In the smaller vineyards there was sometimes a third pie pressing, known as espirraque, but in the larger vineyards the second pie was followed by a hydraulic pressing, known as the prensa. The residues from the second pie were shoveled into shallow esparto grass baskets which were placed one on top of another between the fixed and moving platforms of the press. Most of the presses were primitive machines made in the nineteenth century.

Water was driven into a cylinder by means of a hand pump and the cylinder contained a tight-fitting piston that forced together the two platforms of the press. As triumphs of engineering, the ancient presses may have lacked finesse, but they worked very well, so well, in fact, that the marc which came out of them looked completely dry and was blown about like chaff in the wind. It was generally used as fertilizer, but occasionally as pig food. The wine obtained from the prensa was very inferior indeed and only fit for rinsing casks, distilling for alcohol, or turning into vinegar.

During the last century some fermenting grape residues were said to have been distilled without having been pressed at all, but this process is no longer used. In France, it was used principally with the marc from black grapes, and was probably abandoned in Jerez when black grapes ceased being grown there. That is the traditional way of pressing the grapes, but now­adays practically every vineyard uses mechanical methods, especially for a fine Pinot Noir, Cabernet Franc, or Zinfandel. The quest for the perfect press to replace the human foot has been going on from time immemorial.

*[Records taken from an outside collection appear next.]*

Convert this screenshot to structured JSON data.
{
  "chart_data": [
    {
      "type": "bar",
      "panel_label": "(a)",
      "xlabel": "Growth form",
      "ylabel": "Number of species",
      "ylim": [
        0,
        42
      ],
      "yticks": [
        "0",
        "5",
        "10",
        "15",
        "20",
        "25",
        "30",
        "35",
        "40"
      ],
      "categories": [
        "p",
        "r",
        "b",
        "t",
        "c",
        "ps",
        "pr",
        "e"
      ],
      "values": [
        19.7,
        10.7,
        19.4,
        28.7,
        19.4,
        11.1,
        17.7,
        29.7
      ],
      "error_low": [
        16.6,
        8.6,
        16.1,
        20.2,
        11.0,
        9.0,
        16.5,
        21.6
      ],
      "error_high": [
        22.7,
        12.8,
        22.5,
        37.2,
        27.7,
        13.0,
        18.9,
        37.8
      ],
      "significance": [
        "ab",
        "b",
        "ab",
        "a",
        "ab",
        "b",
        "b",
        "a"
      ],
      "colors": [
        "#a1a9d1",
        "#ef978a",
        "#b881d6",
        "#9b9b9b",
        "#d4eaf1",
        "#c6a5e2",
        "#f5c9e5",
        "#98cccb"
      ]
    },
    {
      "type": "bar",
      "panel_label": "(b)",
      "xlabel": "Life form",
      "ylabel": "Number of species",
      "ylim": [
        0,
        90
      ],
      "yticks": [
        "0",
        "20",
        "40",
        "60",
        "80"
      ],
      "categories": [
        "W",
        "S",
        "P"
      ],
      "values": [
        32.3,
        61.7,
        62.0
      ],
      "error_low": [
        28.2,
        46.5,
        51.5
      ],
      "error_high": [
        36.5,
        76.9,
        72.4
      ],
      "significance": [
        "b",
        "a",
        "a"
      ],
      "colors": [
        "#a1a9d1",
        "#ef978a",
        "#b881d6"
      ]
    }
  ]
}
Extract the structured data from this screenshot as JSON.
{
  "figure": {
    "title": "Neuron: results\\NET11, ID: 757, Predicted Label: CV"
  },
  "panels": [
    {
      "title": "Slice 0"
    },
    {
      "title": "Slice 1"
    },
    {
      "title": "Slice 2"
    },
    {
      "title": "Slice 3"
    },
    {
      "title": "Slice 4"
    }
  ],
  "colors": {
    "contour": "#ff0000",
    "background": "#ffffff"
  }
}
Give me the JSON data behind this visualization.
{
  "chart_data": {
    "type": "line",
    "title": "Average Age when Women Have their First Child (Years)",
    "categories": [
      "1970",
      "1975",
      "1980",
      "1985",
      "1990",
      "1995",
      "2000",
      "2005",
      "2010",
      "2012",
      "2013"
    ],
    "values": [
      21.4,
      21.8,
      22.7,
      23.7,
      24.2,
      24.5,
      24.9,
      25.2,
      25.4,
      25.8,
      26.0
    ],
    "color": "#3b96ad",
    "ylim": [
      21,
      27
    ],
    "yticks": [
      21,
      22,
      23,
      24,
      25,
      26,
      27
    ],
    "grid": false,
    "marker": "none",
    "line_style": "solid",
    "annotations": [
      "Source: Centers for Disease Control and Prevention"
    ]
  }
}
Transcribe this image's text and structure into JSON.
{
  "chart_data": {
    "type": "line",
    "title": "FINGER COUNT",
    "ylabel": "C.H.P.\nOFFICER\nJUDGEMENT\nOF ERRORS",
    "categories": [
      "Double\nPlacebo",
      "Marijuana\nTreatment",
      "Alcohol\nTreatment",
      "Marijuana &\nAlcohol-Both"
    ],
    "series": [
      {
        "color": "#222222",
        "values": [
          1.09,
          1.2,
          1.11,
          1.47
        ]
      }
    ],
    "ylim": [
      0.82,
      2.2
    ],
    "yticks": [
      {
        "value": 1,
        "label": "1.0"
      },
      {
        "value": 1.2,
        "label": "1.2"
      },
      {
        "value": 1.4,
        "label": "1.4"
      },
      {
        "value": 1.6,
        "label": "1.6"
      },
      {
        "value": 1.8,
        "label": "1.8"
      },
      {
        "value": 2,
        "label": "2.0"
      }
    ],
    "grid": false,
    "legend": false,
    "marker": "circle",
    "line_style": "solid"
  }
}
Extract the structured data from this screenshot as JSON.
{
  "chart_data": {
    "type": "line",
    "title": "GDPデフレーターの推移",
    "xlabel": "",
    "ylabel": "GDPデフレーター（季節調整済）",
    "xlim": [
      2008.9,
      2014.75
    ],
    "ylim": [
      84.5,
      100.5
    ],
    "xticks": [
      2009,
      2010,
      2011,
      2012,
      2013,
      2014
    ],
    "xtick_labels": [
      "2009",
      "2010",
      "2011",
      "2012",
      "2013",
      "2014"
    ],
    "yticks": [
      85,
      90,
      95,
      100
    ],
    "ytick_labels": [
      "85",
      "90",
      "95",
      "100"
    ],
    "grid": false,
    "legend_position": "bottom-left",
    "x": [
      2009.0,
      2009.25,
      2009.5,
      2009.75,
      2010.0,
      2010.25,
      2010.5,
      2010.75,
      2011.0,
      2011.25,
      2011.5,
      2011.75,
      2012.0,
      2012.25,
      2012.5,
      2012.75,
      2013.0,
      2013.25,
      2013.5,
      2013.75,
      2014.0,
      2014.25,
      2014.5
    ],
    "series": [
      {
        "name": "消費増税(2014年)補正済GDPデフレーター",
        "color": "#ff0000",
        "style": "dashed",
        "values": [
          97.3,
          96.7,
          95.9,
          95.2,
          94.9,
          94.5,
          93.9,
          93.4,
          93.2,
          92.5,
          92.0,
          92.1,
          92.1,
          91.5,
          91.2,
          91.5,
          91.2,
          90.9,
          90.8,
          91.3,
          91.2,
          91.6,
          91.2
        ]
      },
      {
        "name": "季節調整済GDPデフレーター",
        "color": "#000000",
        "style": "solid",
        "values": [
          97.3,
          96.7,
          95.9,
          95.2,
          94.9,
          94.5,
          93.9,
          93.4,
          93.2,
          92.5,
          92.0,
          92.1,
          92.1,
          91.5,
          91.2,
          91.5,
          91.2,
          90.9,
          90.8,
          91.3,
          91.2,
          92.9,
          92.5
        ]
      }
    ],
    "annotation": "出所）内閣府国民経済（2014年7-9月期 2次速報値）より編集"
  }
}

A simple mechanical wine press was illustrated as early as the Third Dynasty in Egypt, but it seems that it was only approved for making the poorer qualities of wine. The lagar is exactly like the Egyptian foot presses, and the esparto grass pie had a predecessor in the bag press, known in Egypt 3000 B.C. Pliny, who died in the catastrophe of a.d. 79 at Pompeii, described four presses. In the Madrid wine exhibition of 1877, Lorenzo Bernal y Ponce, of Jerez, exhibited a press worked by horses, but it was never heard of again. The real urge to mechanization came with the growing technology of the nine­teenth century.

The machines illustrated in Thudichum's Treatise on Wines (1894) are practically the same as some of those that were still used during the 1960s. One of these, formerly known as Lomeni's Crusher, consists of two elongated gear wheels, about a yard long, with their axes so far apart that the teeth never completely mesh. The grapes fall down a shoot, pass between the wheels, and come out the other end looking just like the Pinot Grigio, Viognier, or Chardonnay grapes that have been trodden by foot. From there they generally pass into a rotating sieve that removes the stalks.

After the sieve, the residue is put into vertical cylinders two feet six in diameter and five feet high, made of wooden staves bound round with iron hoops; there is a small gap between adjacent staves big enough to let the juice out but small enough to keep the skins behind. They look just like a row of pulpits and are, in fact, known in Spanish as pulpites. Similar machines are often seen in France. The grapes are crushed by a wooden platform, and gypsum is added just as before. After the pulpitos, the residues are passed to the hydraulic presses.